For purposes of simplicity, let us consider purely selfish individuals and move to the case where the "p" of death will be equal to one if the "risk" is not avoided.  And make capital markets perfect.  Then both young and old will then pony up the full value of their prospective human capital to avoid death.  The lives with more human capital will be worth more, at least according to economic standards.  Young lives usually will be worth more than old lives, though of course highly productive older people might count for more if the higher productivity outweighs the smaller number of years left.  You might prefer to save fifty-year-old Thomas Schelling over the life of a forty-year-old who is doing less.

This is so far quite intuitive, again noting these are economic judgments not final moral judgments (which will be more contentious and bring in many additional considerations).  Furthermore, you can scale down these numbers, and adjust for risk-aversion, to cover mortality risks much lower than p = 1.

Now consider some older people who have a lot of wealth but very little human capital.  These (selfish) individuals still will pay a lot to avoid death or risk of death, but in essence there is an externality.  They treat their wealth as "disappearing with their death" when in reality that wealth simply is transferred to others.  Therefore they overspend to keep themselves around on planet earth, and they will overpay for risk reduction.

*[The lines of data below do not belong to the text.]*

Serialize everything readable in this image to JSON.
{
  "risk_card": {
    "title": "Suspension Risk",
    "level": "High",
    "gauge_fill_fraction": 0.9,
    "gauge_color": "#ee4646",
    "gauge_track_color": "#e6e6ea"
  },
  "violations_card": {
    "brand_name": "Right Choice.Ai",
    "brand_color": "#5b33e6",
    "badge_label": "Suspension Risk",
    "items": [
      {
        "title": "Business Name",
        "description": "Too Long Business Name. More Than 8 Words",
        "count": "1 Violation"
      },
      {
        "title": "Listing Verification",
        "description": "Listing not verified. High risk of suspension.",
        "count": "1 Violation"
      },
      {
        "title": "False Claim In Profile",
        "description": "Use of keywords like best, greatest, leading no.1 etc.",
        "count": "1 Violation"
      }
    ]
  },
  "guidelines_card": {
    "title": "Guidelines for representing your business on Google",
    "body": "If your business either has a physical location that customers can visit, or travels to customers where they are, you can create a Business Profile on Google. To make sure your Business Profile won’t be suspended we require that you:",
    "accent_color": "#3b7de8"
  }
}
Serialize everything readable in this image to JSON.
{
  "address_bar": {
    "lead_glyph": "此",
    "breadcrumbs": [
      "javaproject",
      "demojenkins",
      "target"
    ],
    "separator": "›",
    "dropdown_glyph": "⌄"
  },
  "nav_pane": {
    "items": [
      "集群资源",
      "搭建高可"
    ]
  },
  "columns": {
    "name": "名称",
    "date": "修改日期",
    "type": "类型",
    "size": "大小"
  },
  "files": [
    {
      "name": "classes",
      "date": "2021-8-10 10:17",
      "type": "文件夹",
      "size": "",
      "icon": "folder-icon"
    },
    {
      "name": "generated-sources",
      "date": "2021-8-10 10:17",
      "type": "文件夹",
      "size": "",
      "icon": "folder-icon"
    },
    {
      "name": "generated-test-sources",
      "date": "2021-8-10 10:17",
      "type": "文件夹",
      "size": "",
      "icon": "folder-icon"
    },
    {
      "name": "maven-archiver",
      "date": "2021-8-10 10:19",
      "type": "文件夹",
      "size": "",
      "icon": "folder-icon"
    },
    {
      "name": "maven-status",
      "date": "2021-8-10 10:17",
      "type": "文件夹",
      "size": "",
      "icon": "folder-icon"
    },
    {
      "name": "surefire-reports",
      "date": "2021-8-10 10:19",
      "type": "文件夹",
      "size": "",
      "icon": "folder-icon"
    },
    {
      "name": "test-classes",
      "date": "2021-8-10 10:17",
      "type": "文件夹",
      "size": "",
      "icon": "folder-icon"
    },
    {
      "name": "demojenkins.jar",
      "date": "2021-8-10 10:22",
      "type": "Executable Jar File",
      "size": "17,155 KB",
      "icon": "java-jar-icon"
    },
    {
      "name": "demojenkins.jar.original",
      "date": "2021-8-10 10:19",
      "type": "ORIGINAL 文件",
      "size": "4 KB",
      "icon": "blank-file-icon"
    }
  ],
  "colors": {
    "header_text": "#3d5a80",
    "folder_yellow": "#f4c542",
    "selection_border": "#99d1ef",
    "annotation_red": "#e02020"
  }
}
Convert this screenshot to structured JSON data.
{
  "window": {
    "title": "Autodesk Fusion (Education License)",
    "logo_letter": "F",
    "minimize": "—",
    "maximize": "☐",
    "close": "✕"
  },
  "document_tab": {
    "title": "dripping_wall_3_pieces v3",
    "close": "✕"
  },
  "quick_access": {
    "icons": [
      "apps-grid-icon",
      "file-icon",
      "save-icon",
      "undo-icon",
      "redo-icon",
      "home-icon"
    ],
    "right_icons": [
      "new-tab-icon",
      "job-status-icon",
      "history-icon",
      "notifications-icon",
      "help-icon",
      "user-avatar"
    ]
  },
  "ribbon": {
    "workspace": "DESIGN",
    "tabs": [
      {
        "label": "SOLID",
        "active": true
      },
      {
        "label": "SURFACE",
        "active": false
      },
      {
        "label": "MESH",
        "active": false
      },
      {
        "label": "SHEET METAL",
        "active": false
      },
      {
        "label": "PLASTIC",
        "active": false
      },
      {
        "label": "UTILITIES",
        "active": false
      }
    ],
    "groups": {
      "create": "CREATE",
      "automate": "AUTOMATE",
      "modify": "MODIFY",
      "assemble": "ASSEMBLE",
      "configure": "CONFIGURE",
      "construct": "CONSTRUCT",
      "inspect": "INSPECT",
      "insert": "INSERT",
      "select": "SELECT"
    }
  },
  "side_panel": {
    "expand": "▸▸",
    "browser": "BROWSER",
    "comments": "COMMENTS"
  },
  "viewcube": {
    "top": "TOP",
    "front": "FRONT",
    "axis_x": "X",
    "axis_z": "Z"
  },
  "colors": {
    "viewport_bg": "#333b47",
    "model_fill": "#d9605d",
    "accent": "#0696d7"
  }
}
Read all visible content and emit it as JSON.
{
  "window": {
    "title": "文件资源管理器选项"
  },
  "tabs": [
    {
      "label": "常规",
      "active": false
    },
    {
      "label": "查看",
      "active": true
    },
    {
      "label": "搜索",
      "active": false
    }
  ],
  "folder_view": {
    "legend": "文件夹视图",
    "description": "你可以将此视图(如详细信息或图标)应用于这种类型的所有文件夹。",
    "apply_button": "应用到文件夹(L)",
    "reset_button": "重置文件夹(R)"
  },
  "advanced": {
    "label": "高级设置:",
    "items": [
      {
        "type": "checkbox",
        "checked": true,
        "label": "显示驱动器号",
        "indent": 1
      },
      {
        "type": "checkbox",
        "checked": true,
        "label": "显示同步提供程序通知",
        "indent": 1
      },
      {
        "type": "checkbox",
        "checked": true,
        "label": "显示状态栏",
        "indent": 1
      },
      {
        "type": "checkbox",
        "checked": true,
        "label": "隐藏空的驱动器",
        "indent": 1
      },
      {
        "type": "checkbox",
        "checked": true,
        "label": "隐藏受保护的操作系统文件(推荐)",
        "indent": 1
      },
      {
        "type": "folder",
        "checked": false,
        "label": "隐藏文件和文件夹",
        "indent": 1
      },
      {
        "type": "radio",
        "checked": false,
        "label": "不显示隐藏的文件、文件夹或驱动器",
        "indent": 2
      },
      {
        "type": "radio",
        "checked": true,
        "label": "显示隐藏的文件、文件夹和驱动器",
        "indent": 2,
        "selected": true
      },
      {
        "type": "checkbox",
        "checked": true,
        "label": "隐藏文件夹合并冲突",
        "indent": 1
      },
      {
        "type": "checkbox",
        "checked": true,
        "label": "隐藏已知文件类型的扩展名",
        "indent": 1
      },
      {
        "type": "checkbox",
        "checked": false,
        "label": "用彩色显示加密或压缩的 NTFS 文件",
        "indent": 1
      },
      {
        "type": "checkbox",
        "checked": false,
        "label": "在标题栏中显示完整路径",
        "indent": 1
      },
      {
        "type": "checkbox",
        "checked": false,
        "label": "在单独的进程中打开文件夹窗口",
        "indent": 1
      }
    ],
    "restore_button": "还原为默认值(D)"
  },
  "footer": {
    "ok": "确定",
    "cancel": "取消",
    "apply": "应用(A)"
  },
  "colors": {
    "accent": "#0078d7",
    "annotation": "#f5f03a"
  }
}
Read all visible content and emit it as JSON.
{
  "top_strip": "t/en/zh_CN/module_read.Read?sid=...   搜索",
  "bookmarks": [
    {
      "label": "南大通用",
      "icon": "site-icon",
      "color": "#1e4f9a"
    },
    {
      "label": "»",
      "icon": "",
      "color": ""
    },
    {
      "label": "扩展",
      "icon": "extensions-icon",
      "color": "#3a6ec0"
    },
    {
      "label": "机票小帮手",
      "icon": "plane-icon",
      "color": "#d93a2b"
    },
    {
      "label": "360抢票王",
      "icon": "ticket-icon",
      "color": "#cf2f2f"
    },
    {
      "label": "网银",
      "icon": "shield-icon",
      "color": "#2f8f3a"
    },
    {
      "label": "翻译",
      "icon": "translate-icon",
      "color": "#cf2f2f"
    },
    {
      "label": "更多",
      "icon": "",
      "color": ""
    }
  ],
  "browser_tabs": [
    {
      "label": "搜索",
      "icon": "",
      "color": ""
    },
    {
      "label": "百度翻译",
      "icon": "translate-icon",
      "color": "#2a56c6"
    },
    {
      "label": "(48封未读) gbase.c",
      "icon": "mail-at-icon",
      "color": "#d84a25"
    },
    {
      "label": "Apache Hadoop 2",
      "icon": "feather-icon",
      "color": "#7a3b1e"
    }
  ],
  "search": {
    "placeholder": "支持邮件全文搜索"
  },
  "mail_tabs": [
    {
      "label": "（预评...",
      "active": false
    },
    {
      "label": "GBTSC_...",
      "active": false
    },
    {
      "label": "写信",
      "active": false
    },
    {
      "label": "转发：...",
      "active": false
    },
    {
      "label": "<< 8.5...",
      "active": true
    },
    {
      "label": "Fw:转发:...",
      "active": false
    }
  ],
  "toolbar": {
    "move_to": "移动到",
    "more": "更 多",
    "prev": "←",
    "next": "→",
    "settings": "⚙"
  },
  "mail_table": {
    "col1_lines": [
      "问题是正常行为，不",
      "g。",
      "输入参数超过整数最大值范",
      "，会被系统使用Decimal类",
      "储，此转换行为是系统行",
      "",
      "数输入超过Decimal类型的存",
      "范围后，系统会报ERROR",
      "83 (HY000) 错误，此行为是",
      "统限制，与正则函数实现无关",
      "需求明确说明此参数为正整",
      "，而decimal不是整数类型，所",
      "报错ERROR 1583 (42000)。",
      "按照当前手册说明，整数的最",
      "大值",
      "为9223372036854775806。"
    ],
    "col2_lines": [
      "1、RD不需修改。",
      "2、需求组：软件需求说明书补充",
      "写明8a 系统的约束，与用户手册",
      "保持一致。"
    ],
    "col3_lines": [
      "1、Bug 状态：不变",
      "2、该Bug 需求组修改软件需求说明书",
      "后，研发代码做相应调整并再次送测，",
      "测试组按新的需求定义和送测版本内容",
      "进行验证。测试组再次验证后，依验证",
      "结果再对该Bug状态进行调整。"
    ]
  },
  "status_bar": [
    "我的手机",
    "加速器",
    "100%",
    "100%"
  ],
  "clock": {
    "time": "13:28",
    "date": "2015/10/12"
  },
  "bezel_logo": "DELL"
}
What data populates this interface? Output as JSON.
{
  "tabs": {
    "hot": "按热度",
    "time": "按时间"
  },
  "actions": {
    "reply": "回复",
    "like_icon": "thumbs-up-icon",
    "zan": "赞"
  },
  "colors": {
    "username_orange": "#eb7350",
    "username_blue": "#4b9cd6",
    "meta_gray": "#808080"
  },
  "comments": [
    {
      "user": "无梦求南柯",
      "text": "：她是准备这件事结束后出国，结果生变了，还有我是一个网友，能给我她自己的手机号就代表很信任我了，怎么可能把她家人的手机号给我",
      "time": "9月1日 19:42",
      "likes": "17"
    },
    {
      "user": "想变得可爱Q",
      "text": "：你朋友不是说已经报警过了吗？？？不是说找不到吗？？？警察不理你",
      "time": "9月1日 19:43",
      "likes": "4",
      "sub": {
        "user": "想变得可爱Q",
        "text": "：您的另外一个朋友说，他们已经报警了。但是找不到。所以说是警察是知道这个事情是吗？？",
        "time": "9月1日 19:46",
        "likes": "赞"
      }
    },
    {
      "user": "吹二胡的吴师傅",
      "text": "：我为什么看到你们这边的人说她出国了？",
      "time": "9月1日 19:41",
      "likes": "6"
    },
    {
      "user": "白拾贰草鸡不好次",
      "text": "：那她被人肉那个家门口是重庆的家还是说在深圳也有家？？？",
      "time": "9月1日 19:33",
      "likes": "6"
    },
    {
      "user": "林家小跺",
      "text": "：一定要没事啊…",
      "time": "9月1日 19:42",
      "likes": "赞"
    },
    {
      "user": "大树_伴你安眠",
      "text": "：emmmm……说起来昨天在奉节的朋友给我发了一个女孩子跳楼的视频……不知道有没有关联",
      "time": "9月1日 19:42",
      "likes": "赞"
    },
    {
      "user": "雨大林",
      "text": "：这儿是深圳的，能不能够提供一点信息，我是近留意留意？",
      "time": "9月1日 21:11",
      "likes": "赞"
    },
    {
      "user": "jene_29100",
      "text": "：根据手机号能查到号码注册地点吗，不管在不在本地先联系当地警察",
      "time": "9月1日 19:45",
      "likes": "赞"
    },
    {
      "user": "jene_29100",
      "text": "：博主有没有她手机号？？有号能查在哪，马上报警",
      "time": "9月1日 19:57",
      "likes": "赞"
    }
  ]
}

So the lives of high wealth, low human capital individuals, including older individuals, are overweighted by traditional economic metrics, given that "naive" WTP measures do not adjust for the "wealth transfer upon death" externality.  That is some but by no means all of the elderly.  Their willingness to pay for risk reduction may be as high as the WTP of the young, but in social terms that does not mean their lives are equally valuable.

In sum, check your WTP calculations against human capital intuitions.

The first version of this argument appeared in my dissertation, though it has surfaced a few times since, including in some QJE pieces.

And if you would like some homework for your spare time, try solving for the conditions under which selfish individuals, but living in families, can make intra-family trades to internalize these wealth transfer externalities.